If tirz or sema work well for you, then definitely don't mess with success.

But reta's "low single digit greater max weight loss" ends up being a what, 20-30% difference between it and tirz?

What I've noticed is that it doesn't have nearly the appetite suppression that tirz did, but it definitely does (for me) cause visceral fat loss and much greater vascularity.
It's like Ghoul alluded to earlier. Some people think GLPs work by simply cutting appetite. That's GLP1 activity. Reta has glucagon activity to. Cutting the boring details short, people actually burn calories even at rest due to the glucagon activity. It pushes metabolism up a bit, while having a weaker GLP1 activity than Sema. and Tirz
 
You think the benefits of GLP1s are maintained after discontinuation? (study)

Or you still on the GLP1-for-life train

rapid weight regain doesn't seem great for organ health
View attachment 287696

I've made my position completely clear. GLP is a hormone. These drugs are hormone supplements. The basic advance that brought us to where we are today was extending their half life from seconds to weeks, similar in effect to adding an ester to testosterone.

Few would advise a guy with low T to go off his TRT after a few months. The same applies to raising GLP levels.

Yes, weight cycling is harmful to health.

Intermittent use of GLPs is a mistake, stemming from a misunderstanding of how they work. There's also ample reason, seemingly a new one every week, coming from medical science to keep GLP (and GIP) levels elevated for life.

Of course this, like every side, disappears once you reach a maintainance dose.

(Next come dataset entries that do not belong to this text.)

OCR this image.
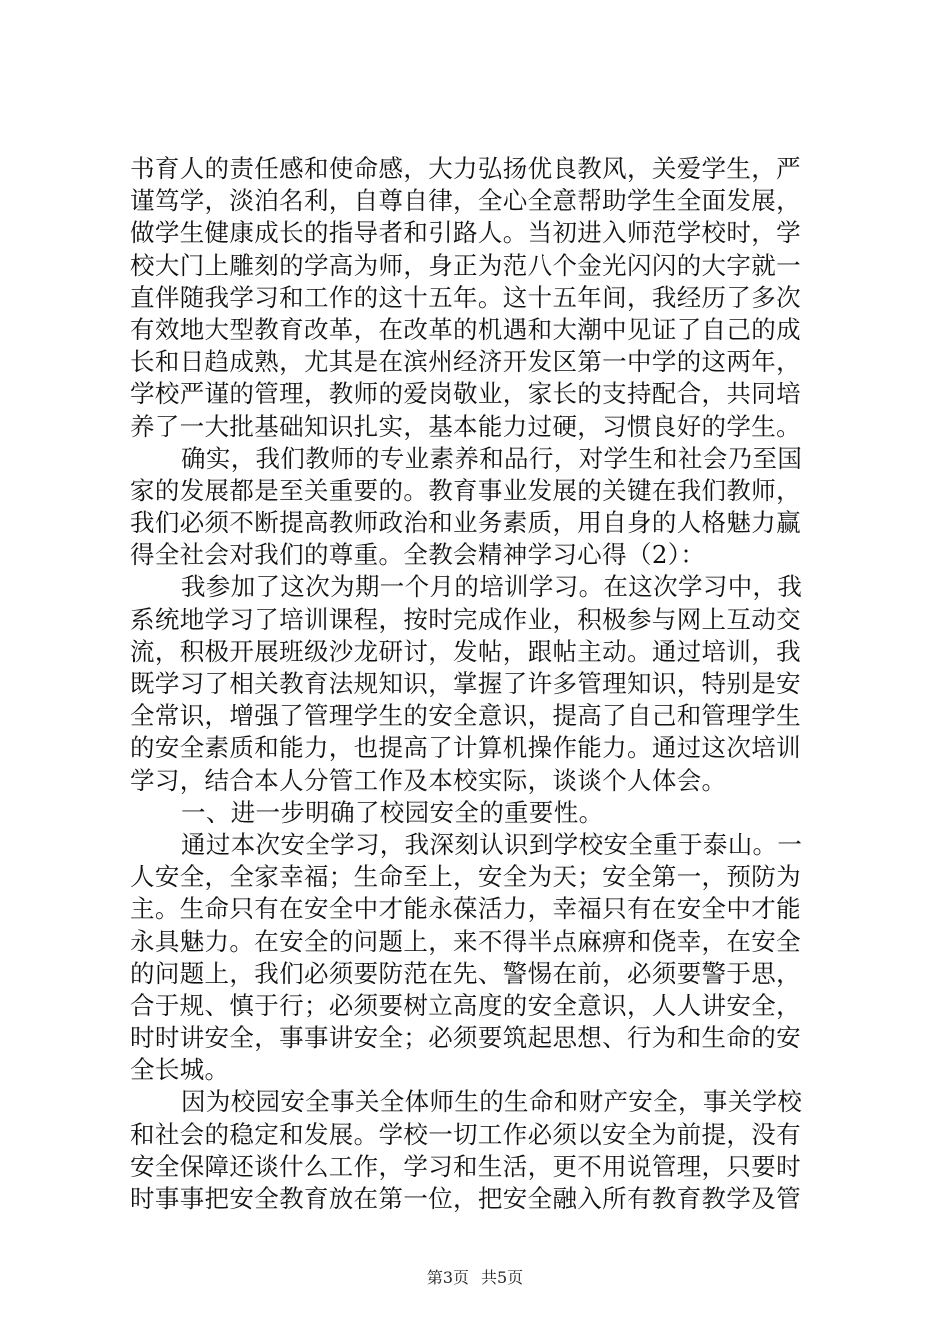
书育人的责任感和使命感，大力弘扬优良教风，关爱学生，严
谨笃学，淡泊名利，自尊自律，全心全意帮助学生全面发展，
做学生健康成长的指导者和引路人。当初进入师范学校时，学
校大门上雕刻的学高为师，身正为范八个金光闪闪的大字就一
直伴随我学习和工作的这十五年。这十五年间，我经历了多次
有效地大型教育改革，在改革的机遇和大潮中见证了自己的成
长和日趋成熟，尤其是在滨州经济开发区第一中学的这两年，
学校严谨的管理，教师的爱岗敬业，家长的支持配合，共同培
养了一大批基础知识扎实，基本能力过硬，习惯良好的学生。
确实，我们教师的专业素养和品行，对学生和社会乃至国
家的发展都是至关重要的。教育事业发展的关键在我们教师，
我们必须不断提高教师政治和业务素质，用自身的人格魅力赢
得全社会对我们的尊重。全教会精神学习心得（2）：
我参加了这次为期一个月的培训学习。在这次学习中，我
系统地学习了培训课程，按时完成作业，积极参与网上互动交
流，积极开展班级沙龙研讨，发帖，跟帖主动。通过培训，我
既学习了相关教育法规知识，掌握了许多管理知识，特别是安
全常识，增强了管理学生的安全意识，提高了自己和管理学生
的安全素质和能力，也提高了计算机操作能力。通过这次培训
学习，结合本人分管工作及本校实际，谈谈个人体会。
一、进一步明确了校园安全的重要性。
通过本次安全学习，我深刻认识到学校安全重于泰山。一
人安全，全家幸福；生命至上，安全为天；安全第一，预防为
主。生命只有在安全中才能永葆活力，幸福只有在安全中才能
永具魅力。在安全的问题上，来不得半点麻痹和侥幸，在安全
的问题上，我们必须要防范在先、警惕在前，必须要警于思，
合于规、慎于行；必须要树立高度的安全意识，人人讲安全，
时时讲安全，事事讲安全；必须要筑起思想、行为和生命的安
全长城。
因为校园安全事关全体师生的生命和财产安全，事关学校
和社会的稳定和发展。学校一切工作必须以安全为前提，没有
安全保障还谈什么工作，学习和生活，更不用说管理，只要时
时事事把安全教育放在第一位，把安全融入所有教育教学及管
第3页 共5页
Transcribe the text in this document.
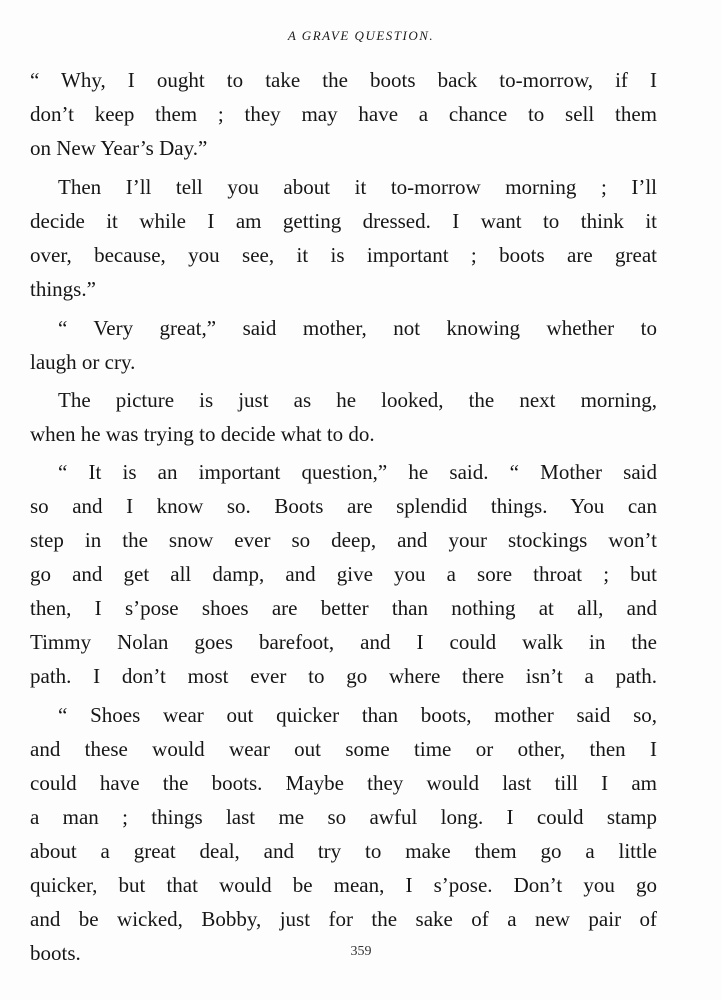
A GRAVE QUESTION.
“ Why, I ought to take the boots back to-morrow, if I
don’t keep them ; they may have a chance to sell them
on New Year’s Day.”
Then I’ll tell you about it to-morrow morning ; I’ll
decide it while I am getting dressed. I want to think it
over, because, you see, it is important ; boots are great
things.”
“ Very great,” said mother, not knowing whether to
laugh or cry.
The picture is just as he looked, the next morning,
when he was trying to decide what to do.
“ It is an important question,” he said. “ Mother said
so and I know so. Boots are splendid things. You can
step in the snow ever so deep, and your stockings won’t
go and get all damp, and give you a sore throat ; but
then, I s’pose shoes are better than nothing at all, and
Timmy Nolan goes barefoot, and I could walk in the
path. I don’t most ever to go where there isn’t a path.
“ Shoes wear out quicker than boots, mother said so,
and these would wear out some time or other, then I
could have the boots. Maybe they would last till I am
a man ; things last me so awful long. I could stamp
about a great deal, and try to make them go a little
quicker, but that would be mean, I s’pose. Don’t you go
and be wicked, Bobby, just for the sake of a new pair of
boots.	359
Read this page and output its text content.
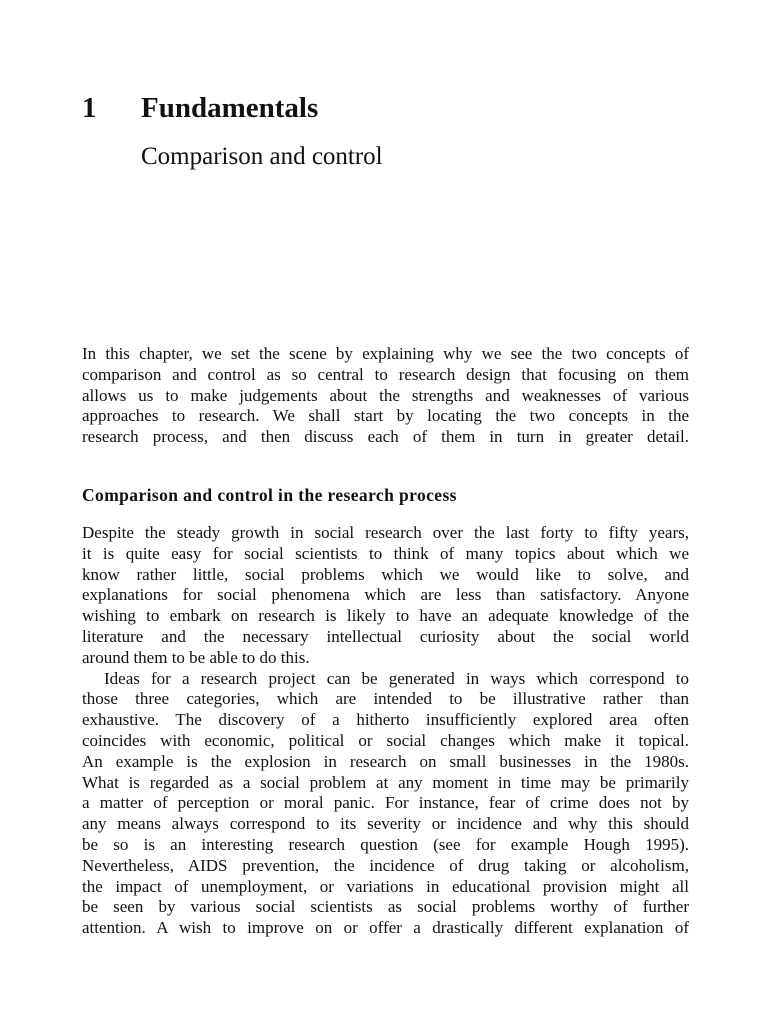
1 Fundamentals
Comparison and control
In this chapter, we set the scene by explaining why we see the two concepts of
comparison and control as so central to research design that focusing on them
allows us to make judgements about the strengths and weaknesses of various
approaches to research. We shall start by locating the two concepts in the
research process, and then discuss each of them in turn in greater detail.
Comparison and control in the research process
Despite the steady growth in social research over the last forty to fifty years,
it is quite easy for social scientists to think of many topics about which we
know rather little, social problems which we would like to solve, and
explanations for social phenomena which are less than satisfactory. Anyone
wishing to embark on research is likely to have an adequate knowledge of the
literature and the necessary intellectual curiosity about the social world
around them to be able to do this.
Ideas for a research project can be generated in ways which correspond to
those three categories, which are intended to be illustrative rather than
exhaustive. The discovery of a hitherto insufficiently explored area often
coincides with economic, political or social changes which make it topical.
An example is the explosion in research on small businesses in the 1980s.
What is regarded as a social problem at any moment in time may be primarily
a matter of perception or moral panic. For instance, fear of crime does not by
any means always correspond to its severity or incidence and why this should
be so is an interesting research question (see for example Hough 1995).
Nevertheless, AIDS prevention, the incidence of drug taking or alcoholism,
the impact of unemployment, or variations in educational provision might all
be seen by various social scientists as social problems worthy of further
attention. A wish to improve on or offer a drastically different explanation of
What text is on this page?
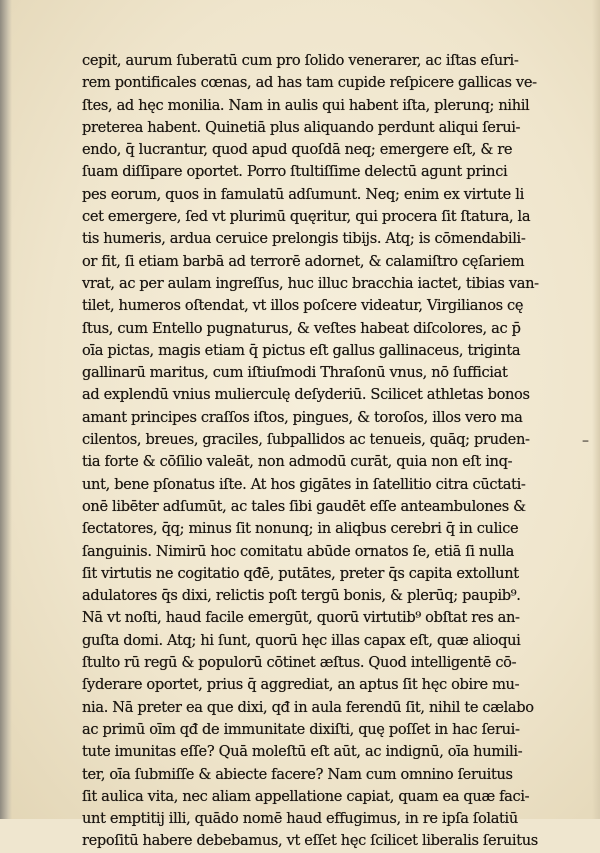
cepit, aurum ſuberatū cum pro ſolido venerarer, ac iſtas eſuri-
rem pontificales cœnas, ad has tam cupide reſpicere gallicas ve-
ſtes, ad hęc monilia. Nam in aulis qui habent iſta, plerunq; nihil
preterea habent. Quinetiā plus aliquando perdunt aliqui ſerui-
endo, q̄ lucrantur, quod apud quoſdā neq; emergere eſt, & re
ſuam diſſipare oportet. Porro ſtultiſſime delectū agunt princi
pes eorum, quos in famulatū adſumunt. Neq; enim ex virtute li
cet emergere, ſed vt plurimū quęritur, qui procera ſit ſtatura, la
tis humeris, ardua ceruice prelongis tibijs. Atq; is cōmendabili-
or fit, ſi etiam barbā ad terrorē adornet, & calamiſtro cęſariem
vrat, ac per aulam ingreſſus, huc illuc bracchia iactet, tibias van-
tilet, humeros oſtendat, vt illos poſcere videatur, Virgilianos cę
ſtus, cum Entello pugnaturus, & veſtes habeat diſcolores, ac p̄
oīa pictas, magis etiam q̄ pictus eſt gallus gallinaceus, triginta
gallinarū maritus, cum iſtiuſmodi Thraſonū vnus, nō ſufficiat
ad explendū vnius mulierculę deſyderiū. Scilicet athletas bonos
amant principes craſſos iſtos, pingues, & toroſos, illos vero ma
cilentos, breues, graciles, ſubpallidos ac tenueis, quāq; pruden-
tia forte & cōſilio valeāt, non admodū curāt, quia non eſt inq-
unt, bene pſonatus iſte. At hos gigātes in ſatellitio citra cūctati-
onē libēter adſumūt, ac tales ſibi gaudēt eſſe anteambulones &
ſectatores, q̄q; minus ſit nonunq; in aliqbus cerebri q̄ in culice
ſanguinis. Nimirū hoc comitatu abūde ornatos ſe, etiā ſi nulla
ſit virtutis ne cogitatio qđē, putātes, preter q̄s capita extollunt
adulatores q̄s dixi, relictis poſt tergū bonis, & plerūq; paupib⁹.
Nā vt noſti, haud facile emergūt, quorū virtutib⁹ obſtat res an-
guſta domi. Atq; hi ſunt, quorū hęc illas capax eſt, quæ alioqui
ſtulto rū regū & populorū cōtinet æſtus. Quod intelligentē cō-
ſyderare oportet, prius q̄ aggrediat, an aptus ſit hęc obire mu-
nia. Nā preter ea que dixi, qđ in aula ferendū ſit, nihil te cælabo
ac primū oīm qđ de immunitate dixiſti, quę poſſet in hac ſerui-
tute imunitas eſſe? Quā moleſtū eſt aūt, ac indignū, oīa humili-
ter, oīa ſubmiſſe & abiecte facere? Nam cum omnino ſeruitus
ſit aulica vita, nec aliam appellatione capiat, quam ea quæ faci-
unt emptitij illi, quādo nomē haud effugimus, in re ipſa ſolatiū
repoſitū habere debebamus, vt eſſet hęc ſcilicet liberalis ſeruitus
–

The drug "fades into the background".

I've been on maintenance for years, except for a brief transition from Sema to tirz.

The "maintainance dose" is whatever dose you stay on after you've reached your goal weight, and the drug is essentially neutral at that point, unless you gain weight, which would be via "eating beyond your appetite", then the effects kick in again.

For Tirz, 7.5mg. 10mg, 12.5mg or 15mg can be maintainince doses. For Sema it's 1.7mg, 2mg, or 2.4mg.

If you can't get to the minimum maintainance doses without intolerable sides you're supposed to discontinue the drug, per the monographs doctors are supposed to follow, and insurance will cut you off if you can't get there within a year.

.

Weight loss has been unquestionable established as durable as long as maintenance doses are continued.

The problem is a lack of knowledge on the part of patients and less sophisticated providers.

Without understanding how this works, they treat GLPs like a "diet pill". Something like amphetamine or even caffeine that temporarily suppresses appetite, you lose weight, then stop taking it. When the appetite suppression stops they think it's "tolerance" to the drug.

I blame pharma for this. I don't think they wanted to emphasize these drugs are intended to be used for life. Just as insulin corrects a hormone deficiency for diabetics, TRT for hypogonadosm, GLPs correct a glucagon deficiency.

The good news is that rather than suffering from "using a drug long term", high levels of GLPs in your system have some incredibly good effects on an ever increasing list of organs. It's uses are already extending to people who don't need to lose weight (see liver disease above), and as a side effect it'll help prevent them from ever developing obesity in the first place.

One other note. I think it's a mistake to jump on and off repeatedly as many are doing. There's some thin observational evidence, and my own experience aligns with this, that coming off and going back on after an extended break seems to require higher doses for the same appetite suppression effect. "The thermostat gets harder to turn" in effect. It seems more prudent to stay on, at least a small dose, continuously.